Super, après un parcours rapide de ton site, je me rends compte que tu n'as rien à nous envier, nous les "Classiques" : Lysistrata d'Aristophane est une comédie de qualité : l'as-tu lue en grec ?
C'est encore plus épatant : saveur des mots, expressions exclusivement grecques de l'époque classique, etc...


En ce qui concerne Orphée et Eurydice, le thèmùe est vaste, musicalement, c'est aussi très émouvant...


Dorothée : la charmante jeune fille qui t'a accompagné au mariage de Cathy ? : alors là, sympa : de la littérature vivante, originale, en plus avec des  personnages vrais en chair
et en os...


Curieuse de lire les textes.



Séb 01/12/2010 16:00



Non, n'ayant jamais étudié le grec, je n'ai pas lu la pièce dans la langue d'Aristophane.


Et pour ce qui est d'Orphée, au départ ça devait n'etre qu'un acte et puis l'inspiration est venue.
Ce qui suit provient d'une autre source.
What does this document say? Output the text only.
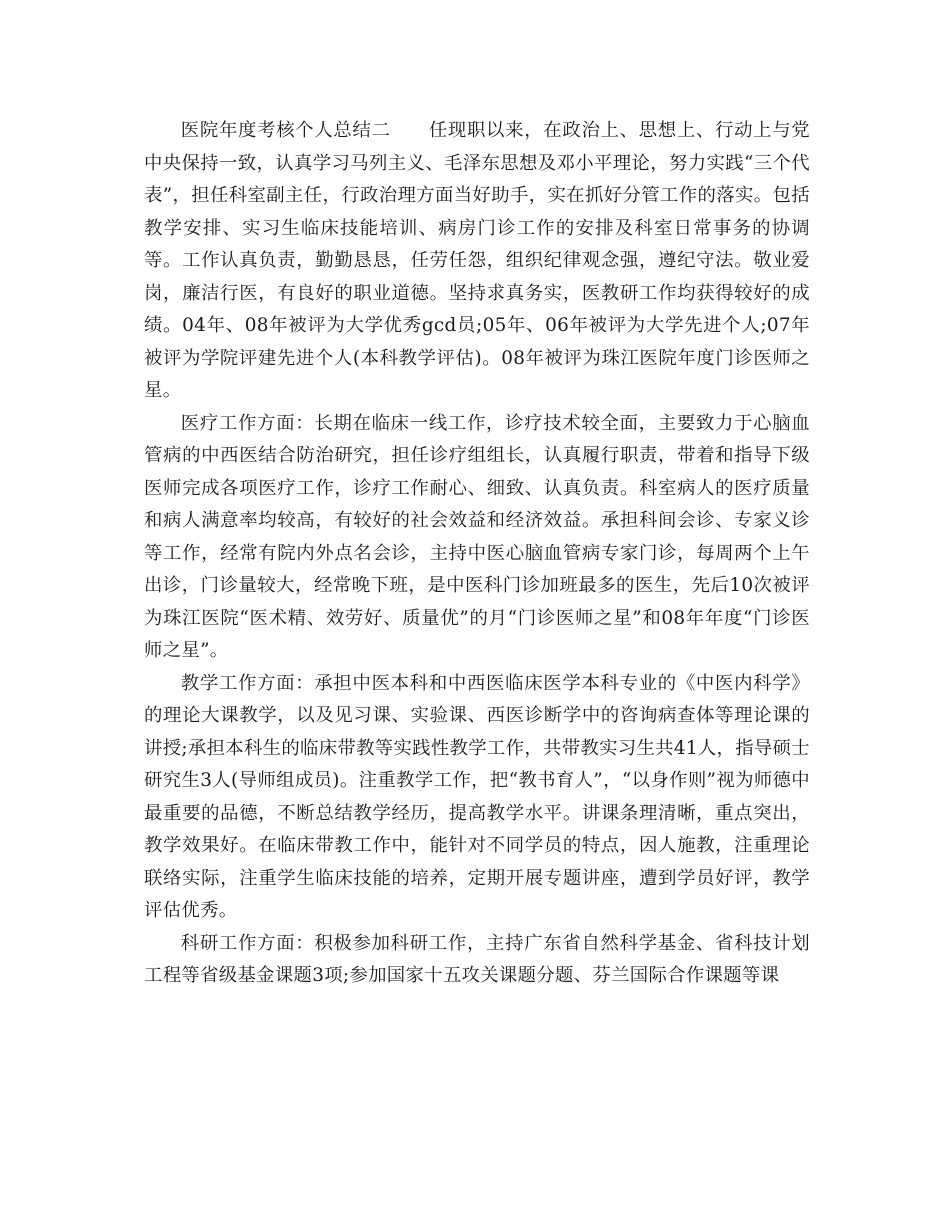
医院年度考核个人总结二　　任现职以来，在政治上、思想上、行动上与党中央保持一致，认真学习马列主义、毛泽东思想及邓小平理论，努力实践“三个代表”，担任科室副主任，行政治理方面当好助手，实在抓好分管工作的落实。包括教学安排、实习生临床技能培训、病房门诊工作的安排及科室日常事务的协调等。工作认真负责，勤勤恳恳，任劳任怨，组织纪律观念强，遵纪守法。敬业爱岗，廉洁行医，有良好的职业道德。坚持求真务实，医教研工作均获得较好的成绩。04年、08年被评为大学优秀gcd员;05年、06年被评为大学先进个人;07年被评为学院评建先进个人(本科教学评估)。08年被评为珠江医院年度门诊医师之星。

医疗工作方面：长期在临床一线工作，诊疗技术较全面，主要致力于心脑血管病的中西医结合防治研究，担任诊疗组组长，认真履行职责，带着和指导下级医师完成各项医疗工作，诊疗工作耐心、细致、认真负责。科室病人的医疗质量和病人满意率均较高，有较好的社会效益和经济效益。承担科间会诊、专家义诊等工作，经常有院内外点名会诊，主持中医心脑血管病专家门诊，每周两个上午出诊，门诊量较大，经常晚下班，是中医科门诊加班最多的医生，先后10次被评为珠江医院“医术精、效劳好、质量优”的月“门诊医师之星”和08年年度“门诊医师之星”。

教学工作方面：承担中医本科和中西医临床医学本科专业的《中医内科学》的理论大课教学，以及见习课、实验课、西医诊断学中的咨询病查体等理论课的讲授;承担本科生的临床带教等实践性教学工作，共带教实习生共41人，指导硕士研究生3人(导师组成员)。注重教学工作，把“教书育人”，“以身作则”视为师德中最重要的品德，不断总结教学经历，提高教学水平。讲课条理清晰，重点突出，教学效果好。在临床带教工作中，能针对不同学员的特点，因人施教，注重理论联络实际，注重学生临床技能的培养，定期开展专题讲座，遭到学员好评，教学评估优秀。

科研工作方面：积极参加科研工作，主持广东省自然科学基金、省科技计划工程等省级基金课题3项;参加国家十五攻关课题分题、芬兰国际合作课题等课
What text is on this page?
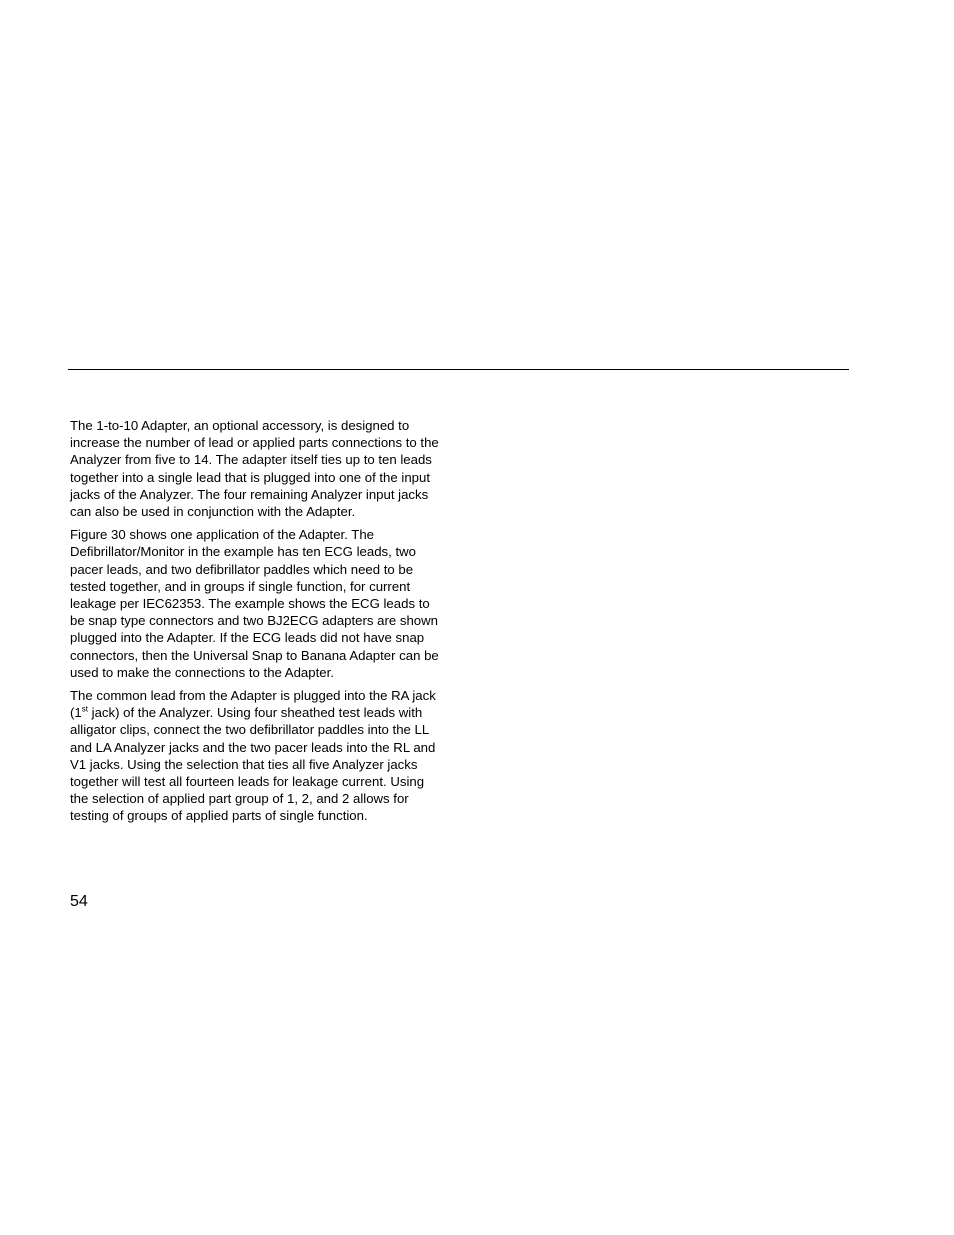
The 1-to-10 Adapter, an optional accessory, is designed to increase the number of lead or applied parts connections to the Analyzer from five to 14. The adapter itself ties up to ten leads together into a single lead that is plugged into one of the input jacks of the Analyzer. The four remaining Analyzer input jacks can also be used in conjunction with the Adapter.

Figure 30 shows one application of the Adapter. The Defibrillator/Monitor in the example has ten ECG leads, two pacer leads, and two defibrillator paddles which need to be tested together, and in groups if single function, for current leakage per IEC62353. The example shows the ECG leads to be snap type connectors and two BJ2ECG adapters are shown plugged into the Adapter. If the ECG leads did not have snap connectors, then the Universal Snap to Banana Adapter can be used to make the connections to the Adapter.

The common lead from the Adapter is plugged into the RA jack (1st jack) of the Analyzer. Using four sheathed test leads with alligator clips, connect the two defibrillator paddles into the LL and LA Analyzer jacks and the two pacer leads into the RL and V1 jacks. Using the selection that ties all five Analyzer jacks together will test all fourteen leads for leakage current. Using the selection of applied part group of 1, 2, and 2 allows for testing of groups of applied parts of single function.

54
Si tu as des cours de latin niveau collège en stock, par ailleurs, je suis preneur !


Biz.



amandine 20/05/2009 17:26

trop bien vous pourez me mettre dans une piece merci seb a lundi passer un bon wee end

Séb 21/05/2009 11:16


A lundi ? qui es-tu ?


Matthieu+Fernandez 14/05/2009 22:39

Ce sont de très beau vers, mais je n'ai pas compris ton projet...

Séb 14/05/2009 22:58


Je suis en train d'écrire une pièce à l'intérieure de laquelle il y a une pièce en vers sur le thème d'Orphée et Eurydice, c'est simple.